I’ve just discovered a weird interaction with Akamai’s CDN that may be down to the Last-Modified header… but that’s a guess.
This is a response from Akamai with the “default avatar” cached, it’s doing the right thing and passing along the remaining TTL on the cached item:
HTTP/1.1 200 OK Last-Modified: Fri, 31 Aug 2018 03:59:15 GMT Content-Type: image/png Server: nginx Content-Length: 2608 Cache-Control: public, max-age=61 Date: Fri, 31 Aug 2018 04:17:29 GMT
After the object expires and we request it from the CDN again it’s re-fetched from origin and now the origin has returned the correct avatar:
HTTP/1.1 200 OK Last-Modified: Fri, 31 Aug 2018 03:30:06 GMT Content-Type: image/png Server: nginx Content-Length: 2608 Cache-Control: public, max-age=31556670 Date: Fri, 31 Aug 2018 04:22:07 GMT
Note that now it’s got a max-age of “forever” and the Last-Modified of the file itself… but the Content-Length has not changed. The actual response from the origin directly looks like this:
HTTP/1.1 200 OK Last-Modified: Fri, 31 Aug 2018 03:30:06 GMT Content-Type: image/jpeg Server: nginx Content-Length: 1068 Cache-Control: max-age=31556952, public, immutable Date: Fri, 31 Aug 2018 04:27:35 GMT
I suspect that because the Last-Modified went backwards in time Akamai got confused and cached the “old” content with the “new” max-age. This is a bug on Akamai’s end which I will address with them.
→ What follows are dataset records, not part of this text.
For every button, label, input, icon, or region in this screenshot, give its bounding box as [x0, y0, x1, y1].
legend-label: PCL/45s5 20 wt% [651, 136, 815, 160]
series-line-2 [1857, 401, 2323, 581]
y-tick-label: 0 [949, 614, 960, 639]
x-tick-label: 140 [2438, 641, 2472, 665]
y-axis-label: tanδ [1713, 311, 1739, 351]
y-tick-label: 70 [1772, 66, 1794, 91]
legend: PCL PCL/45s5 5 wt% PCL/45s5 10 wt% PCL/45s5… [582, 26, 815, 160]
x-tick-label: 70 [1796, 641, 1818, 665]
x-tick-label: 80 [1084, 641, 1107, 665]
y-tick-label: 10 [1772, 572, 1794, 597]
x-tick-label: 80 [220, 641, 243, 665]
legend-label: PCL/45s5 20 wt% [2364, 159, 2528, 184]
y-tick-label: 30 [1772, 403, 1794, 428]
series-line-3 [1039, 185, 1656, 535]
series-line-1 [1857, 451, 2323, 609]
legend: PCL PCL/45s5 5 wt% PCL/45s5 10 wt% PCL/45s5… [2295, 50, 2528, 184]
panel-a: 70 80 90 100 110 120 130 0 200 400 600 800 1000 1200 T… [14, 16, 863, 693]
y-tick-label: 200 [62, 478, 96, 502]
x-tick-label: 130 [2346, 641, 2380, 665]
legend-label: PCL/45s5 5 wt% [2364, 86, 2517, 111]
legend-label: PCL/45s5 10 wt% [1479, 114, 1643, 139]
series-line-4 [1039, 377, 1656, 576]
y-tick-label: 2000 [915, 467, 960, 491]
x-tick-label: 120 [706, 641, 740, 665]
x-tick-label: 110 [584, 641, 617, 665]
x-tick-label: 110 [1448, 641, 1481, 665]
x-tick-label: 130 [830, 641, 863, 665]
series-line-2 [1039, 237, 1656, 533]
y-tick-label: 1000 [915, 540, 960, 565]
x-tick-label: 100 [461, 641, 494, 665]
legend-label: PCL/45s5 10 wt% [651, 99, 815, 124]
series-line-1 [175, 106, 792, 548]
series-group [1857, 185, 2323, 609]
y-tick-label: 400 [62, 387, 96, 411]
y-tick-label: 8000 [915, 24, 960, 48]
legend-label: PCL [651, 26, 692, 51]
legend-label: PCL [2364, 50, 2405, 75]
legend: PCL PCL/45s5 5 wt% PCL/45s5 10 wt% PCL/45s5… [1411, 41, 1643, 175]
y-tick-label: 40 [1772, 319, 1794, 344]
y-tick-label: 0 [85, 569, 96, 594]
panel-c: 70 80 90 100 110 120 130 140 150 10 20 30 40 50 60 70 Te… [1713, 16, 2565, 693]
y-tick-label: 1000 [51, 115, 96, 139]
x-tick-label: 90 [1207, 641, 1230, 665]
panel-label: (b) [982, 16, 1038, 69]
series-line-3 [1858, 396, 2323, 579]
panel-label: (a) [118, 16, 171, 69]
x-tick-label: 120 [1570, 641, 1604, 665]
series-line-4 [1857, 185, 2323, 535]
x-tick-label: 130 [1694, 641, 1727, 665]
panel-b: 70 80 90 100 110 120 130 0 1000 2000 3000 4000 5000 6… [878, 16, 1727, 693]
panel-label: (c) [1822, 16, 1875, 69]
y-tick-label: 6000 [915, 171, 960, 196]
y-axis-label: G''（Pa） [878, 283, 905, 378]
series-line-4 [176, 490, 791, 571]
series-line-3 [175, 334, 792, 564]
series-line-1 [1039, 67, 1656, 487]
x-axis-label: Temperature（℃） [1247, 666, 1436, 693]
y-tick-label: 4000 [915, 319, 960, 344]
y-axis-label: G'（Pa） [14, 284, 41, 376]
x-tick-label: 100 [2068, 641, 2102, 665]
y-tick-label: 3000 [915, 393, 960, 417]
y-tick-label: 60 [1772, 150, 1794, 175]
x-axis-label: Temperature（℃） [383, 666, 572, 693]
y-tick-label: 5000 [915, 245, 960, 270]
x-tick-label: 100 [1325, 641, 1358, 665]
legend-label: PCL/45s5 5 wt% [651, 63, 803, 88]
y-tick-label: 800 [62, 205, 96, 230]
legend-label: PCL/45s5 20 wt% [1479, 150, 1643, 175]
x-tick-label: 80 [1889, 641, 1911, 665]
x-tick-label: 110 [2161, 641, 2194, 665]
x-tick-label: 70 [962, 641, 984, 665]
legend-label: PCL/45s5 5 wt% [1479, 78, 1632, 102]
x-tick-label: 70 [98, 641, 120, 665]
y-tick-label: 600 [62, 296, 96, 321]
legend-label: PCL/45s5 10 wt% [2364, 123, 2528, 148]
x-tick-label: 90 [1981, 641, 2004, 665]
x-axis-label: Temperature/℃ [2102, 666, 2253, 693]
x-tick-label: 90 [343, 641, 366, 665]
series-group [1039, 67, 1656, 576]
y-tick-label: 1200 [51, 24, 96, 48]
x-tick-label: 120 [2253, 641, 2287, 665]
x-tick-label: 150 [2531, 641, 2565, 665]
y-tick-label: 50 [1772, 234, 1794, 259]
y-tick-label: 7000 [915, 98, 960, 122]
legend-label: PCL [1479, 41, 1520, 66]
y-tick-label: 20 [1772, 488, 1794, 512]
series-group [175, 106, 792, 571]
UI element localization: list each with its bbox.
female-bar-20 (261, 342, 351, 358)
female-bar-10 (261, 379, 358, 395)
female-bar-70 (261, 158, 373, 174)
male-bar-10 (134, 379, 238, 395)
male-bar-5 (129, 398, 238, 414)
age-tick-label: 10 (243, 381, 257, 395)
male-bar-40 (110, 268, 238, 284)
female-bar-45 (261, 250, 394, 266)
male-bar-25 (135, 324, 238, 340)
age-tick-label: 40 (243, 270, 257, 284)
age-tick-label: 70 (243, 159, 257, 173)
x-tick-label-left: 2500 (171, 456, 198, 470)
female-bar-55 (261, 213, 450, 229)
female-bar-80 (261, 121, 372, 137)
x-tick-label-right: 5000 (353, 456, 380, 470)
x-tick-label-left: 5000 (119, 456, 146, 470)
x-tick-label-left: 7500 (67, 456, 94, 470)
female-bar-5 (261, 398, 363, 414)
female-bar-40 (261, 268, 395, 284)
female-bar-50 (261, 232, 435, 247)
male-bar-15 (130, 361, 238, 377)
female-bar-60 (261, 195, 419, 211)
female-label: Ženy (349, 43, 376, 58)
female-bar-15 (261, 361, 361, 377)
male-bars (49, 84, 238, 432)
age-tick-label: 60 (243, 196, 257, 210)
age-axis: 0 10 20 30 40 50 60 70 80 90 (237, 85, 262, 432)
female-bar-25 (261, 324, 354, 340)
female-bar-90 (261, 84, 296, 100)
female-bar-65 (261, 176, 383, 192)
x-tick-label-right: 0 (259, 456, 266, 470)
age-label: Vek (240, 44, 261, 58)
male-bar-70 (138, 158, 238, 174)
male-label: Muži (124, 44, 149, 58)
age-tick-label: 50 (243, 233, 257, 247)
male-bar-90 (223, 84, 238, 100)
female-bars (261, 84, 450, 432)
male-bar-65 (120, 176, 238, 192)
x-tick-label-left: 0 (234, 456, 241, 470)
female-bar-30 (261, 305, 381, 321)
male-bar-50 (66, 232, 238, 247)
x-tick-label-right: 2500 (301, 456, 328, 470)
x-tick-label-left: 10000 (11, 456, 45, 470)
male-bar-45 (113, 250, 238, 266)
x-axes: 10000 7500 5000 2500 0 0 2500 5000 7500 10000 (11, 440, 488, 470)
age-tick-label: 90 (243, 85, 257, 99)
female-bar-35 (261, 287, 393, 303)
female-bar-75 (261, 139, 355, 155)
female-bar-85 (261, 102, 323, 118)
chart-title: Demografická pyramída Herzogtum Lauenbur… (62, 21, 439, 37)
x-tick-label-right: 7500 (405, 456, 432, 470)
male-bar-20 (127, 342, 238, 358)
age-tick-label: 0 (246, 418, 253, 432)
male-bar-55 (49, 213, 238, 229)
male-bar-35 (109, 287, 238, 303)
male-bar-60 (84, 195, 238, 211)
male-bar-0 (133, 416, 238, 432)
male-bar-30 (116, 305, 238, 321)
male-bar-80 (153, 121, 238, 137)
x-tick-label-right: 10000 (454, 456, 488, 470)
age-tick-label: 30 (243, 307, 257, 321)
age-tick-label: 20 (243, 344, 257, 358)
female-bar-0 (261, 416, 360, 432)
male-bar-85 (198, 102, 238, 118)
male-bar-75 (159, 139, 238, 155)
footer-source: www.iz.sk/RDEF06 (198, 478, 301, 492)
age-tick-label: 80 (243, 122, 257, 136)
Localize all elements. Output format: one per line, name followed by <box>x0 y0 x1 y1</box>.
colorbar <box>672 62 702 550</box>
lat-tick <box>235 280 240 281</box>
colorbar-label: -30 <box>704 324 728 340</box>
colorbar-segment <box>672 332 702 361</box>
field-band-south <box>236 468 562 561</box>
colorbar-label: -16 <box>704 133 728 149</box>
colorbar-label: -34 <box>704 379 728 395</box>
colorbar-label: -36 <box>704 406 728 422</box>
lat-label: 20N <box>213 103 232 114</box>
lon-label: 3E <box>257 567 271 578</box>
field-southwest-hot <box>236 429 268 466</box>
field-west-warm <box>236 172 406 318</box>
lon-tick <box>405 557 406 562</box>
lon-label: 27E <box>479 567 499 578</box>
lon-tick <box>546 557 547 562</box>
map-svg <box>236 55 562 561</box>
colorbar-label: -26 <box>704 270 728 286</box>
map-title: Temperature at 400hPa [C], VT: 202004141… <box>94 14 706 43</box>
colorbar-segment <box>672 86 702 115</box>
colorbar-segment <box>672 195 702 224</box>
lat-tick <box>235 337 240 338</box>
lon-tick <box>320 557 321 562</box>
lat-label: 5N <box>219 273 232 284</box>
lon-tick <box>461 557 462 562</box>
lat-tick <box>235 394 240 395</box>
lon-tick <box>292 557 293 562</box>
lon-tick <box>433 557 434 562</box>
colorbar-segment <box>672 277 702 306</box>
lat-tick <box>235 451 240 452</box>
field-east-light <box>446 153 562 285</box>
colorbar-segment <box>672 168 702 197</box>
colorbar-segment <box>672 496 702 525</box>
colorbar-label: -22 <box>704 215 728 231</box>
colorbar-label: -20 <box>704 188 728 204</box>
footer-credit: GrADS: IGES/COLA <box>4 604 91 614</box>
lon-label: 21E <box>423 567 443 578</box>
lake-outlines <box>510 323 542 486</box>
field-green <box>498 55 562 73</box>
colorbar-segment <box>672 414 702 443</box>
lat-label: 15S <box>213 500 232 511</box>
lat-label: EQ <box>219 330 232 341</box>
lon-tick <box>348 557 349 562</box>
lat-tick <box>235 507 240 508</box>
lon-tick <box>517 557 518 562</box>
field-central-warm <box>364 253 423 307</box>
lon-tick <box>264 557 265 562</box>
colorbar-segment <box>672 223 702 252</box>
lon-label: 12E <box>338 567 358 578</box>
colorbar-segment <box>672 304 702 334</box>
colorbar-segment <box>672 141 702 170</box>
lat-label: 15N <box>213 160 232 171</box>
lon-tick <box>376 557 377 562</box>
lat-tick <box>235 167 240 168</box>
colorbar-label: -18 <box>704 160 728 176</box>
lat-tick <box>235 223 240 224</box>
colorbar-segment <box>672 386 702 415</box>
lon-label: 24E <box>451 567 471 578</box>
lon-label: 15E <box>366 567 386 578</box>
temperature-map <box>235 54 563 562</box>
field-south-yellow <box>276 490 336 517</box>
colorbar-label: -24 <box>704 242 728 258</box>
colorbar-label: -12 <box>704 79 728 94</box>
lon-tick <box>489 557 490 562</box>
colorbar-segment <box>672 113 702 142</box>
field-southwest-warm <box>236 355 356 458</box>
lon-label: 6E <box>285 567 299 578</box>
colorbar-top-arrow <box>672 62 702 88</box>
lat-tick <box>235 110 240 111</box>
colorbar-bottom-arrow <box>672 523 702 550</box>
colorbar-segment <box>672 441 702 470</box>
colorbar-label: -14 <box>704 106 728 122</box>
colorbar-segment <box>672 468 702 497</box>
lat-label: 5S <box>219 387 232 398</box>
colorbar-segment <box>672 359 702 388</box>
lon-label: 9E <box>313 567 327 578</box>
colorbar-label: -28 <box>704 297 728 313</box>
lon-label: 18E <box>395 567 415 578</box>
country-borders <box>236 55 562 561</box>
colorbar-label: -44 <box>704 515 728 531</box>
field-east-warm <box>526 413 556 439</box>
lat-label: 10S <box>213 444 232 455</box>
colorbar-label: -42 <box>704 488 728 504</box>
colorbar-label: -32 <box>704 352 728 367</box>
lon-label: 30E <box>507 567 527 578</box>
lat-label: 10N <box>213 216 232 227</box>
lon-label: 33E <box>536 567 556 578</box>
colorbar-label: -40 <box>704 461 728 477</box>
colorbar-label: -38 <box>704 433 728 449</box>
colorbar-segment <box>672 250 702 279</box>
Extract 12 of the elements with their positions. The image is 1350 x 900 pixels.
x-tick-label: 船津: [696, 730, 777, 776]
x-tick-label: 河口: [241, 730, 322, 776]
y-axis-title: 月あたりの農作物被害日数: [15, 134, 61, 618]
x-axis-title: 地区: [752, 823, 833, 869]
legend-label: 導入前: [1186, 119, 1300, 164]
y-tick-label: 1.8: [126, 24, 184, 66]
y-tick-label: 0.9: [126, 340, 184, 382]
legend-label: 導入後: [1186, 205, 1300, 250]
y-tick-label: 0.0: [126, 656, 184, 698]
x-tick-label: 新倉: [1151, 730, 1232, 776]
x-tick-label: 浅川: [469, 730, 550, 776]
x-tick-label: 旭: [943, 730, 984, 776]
BUT I do not think we should send the current time as Last-Modified here as it doesn’t affect max-age:
Specifies the maximum amount of time a resource will be considered fresh. Contrary to Expires, > this directive is relative to the time of the request.
We should omit it entirely or set it to the epoch when we return the default avatar.